Regression task to predict a point in space

i’m trying to do a vision regression task where i’m trying to detect a point in space (the image) based on the location of my character.

Thing is my accuracy is always 0, I’m unsure what I’m doing wrong.
This is my first time trying to write my own PyTorch task, did I do a mistake, or is the model not strong enough?

Structure of my data

Basically I’m trying to predict x,y based on image, which I will use it as a point.

But whatever I tried, my model can’t converge, I don’t care about test data yet etc, just trying to learn step by step things.

Here is my code

from cgitb import grey
from unittest import skip
from torchvision import datasets, transforms
from torch.utils.data import DataLoader,Dataset
import torch
import torch.nn as nn
import numpy as np
import matplotlib.pyplot as plt
import pandas as pd
import numpy as np
import cv2 as cv
%matplotlib inline

device = "cuda" if torch.cuda.is_available() else "cpu"


# ## Data

class Dataset(Dataset):

    def __init__(self):
        self.data = np.loadtxt('data.csv', delimiter=',', dtype=str)


    def __getitem__(self, index):
        img = cv.imread(f"C:\\Users\\Ovi\\Desktop\\rs-dl-bot\\model\\data\\{self.data[index,3]}")
        img_resized = cv.resize(img, (400,400), interpolation = cv.INTER_AREA)
        	
        gray = cv.cvtColor(img_resized, cv.COLOR_BGR2GRAY)
        gray = (gray / 255)
        gray = torch.tensor(gray).float()
        
        x1 = torch.tensor([float(self.data[index,1])], dtype=torch.float)
        x2 = torch.tensor([float(self.data[index,2])], dtype=torch.float)
        x1 = (x1 / 1.89) / 400  # normalizing data to be between 0-1
        x2 = (x2 / 1.25) / 400 # normalizing data to be between 0-1
       
        return gray,x1,x2

    def __len__(self):
        return len(self.data)
    
 dataset = Dataset()
train_loader = DataLoader(dataset, batch_size=32, shuffle=True)

class Model(nn.Module):
    def __init__(self):
        super(Model, self).__init__()
        self.fc1 = nn.Linear(400*400, 1024)
        self.relu = nn.ReLU()
        self.fc2 = nn.Linear(1024, 1024)
        self.fc3 = nn.Linear(1024, 2)
        self.sigmoid = nn.Sigmoid()
        
    def forward(self, x):
        x = x.view(-1, 400*400)
        x = self.fc1(x)
        x = self.relu(x)
        x = self.fc2(x)
        x = self.relu(x)
        x = self.fc3(x)
        x = sigmoid(x)
        
        return x

model = Model()
model.to(device)

loss_fn = nn.MSELoss()
optimizer = torch.optim.Adam(model.parameters(), lr=0.001)

EPOCH = 200

loss_total = []

model.train()
for epoch in range(EPOCH):
    correct = 0
    loss_list = 0
    
    correct = 0
    for i, (img, x1,x2) in enumerate(train_loader):
        img = img.to(device)
    
        x1 = x1.to(device)
        x2 = x2.to(device)
      
        
        y_pred = model(img)
        
        loss = loss_fn(y_pred, torch.stack(x1,x2))
        optimizer.zero_grad()
        loss.backward()
        optimizer.step()
        
        loss_list += loss.item()
        
        correct += (y_pred == torch.stack(x1,x2)).sum().item()
       
        if i % 32 == 0:
        
            print(f"Epoch: {epoch}, Step: {i}, Loss: {loss / 32} , Correct: {(correct/32) * 100}%")
            loss_total.append(loss / 32)
            
plt.plot(np.linspace(1, EPOCH, EPOCH).astype(int), loss_total)
           

As you see the model has no cnn, or anything special, I’m trying to play around with normal NN then go up, I’m learning from a book and trying to apply what I learn on my own data.
Thank you

I am not sure if it makes any difference.

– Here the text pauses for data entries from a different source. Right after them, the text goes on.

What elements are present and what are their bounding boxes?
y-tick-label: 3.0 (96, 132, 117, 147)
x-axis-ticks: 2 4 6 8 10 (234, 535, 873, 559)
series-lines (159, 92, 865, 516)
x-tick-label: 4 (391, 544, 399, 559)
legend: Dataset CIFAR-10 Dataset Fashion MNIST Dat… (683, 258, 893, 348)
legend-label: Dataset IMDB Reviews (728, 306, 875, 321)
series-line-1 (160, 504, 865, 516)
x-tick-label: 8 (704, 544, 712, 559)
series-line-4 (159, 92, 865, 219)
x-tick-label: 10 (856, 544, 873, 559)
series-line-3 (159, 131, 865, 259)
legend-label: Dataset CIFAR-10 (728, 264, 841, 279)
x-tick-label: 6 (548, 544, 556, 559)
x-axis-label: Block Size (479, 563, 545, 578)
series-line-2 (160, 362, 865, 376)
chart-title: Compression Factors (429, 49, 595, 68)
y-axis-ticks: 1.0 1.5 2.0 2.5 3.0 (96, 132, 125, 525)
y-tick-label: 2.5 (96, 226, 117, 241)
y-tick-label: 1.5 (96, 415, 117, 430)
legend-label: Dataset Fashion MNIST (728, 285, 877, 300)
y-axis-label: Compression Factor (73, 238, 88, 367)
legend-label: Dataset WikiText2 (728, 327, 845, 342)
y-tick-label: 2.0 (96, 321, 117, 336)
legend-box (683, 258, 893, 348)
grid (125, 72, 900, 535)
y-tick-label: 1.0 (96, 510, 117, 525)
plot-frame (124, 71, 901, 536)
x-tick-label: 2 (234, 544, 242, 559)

But there seems to be a typo in which x2 is not considered at all?

Those were typos when I was transferring the code here… my original code on vs code has them correct, edited the post. Sorry for confusion

Another straightforward bug: Floating point numbers cannot be compared with ==.
Maybe use torch.isclose() with appropriate tolerance?

https://pytorch.org/docs/stable/generated/torch.isclose.html

Hello,

Some points that might have caused this issue:

  • Your model’s output layer has a sigmoid in the end. This means the model will output only between [0 - 1] which generally is not desired in a regression task.
  • Accuracy is an incorrect measure when you are evaluating a regression task, you should look into
    • Mean Squared Error (MSE).
    • Root Mean Squared Error (RMSE).
    • Mean Absolute Error (MAE)

I hope this helps :slight_smile:

Thanks so much for the tips!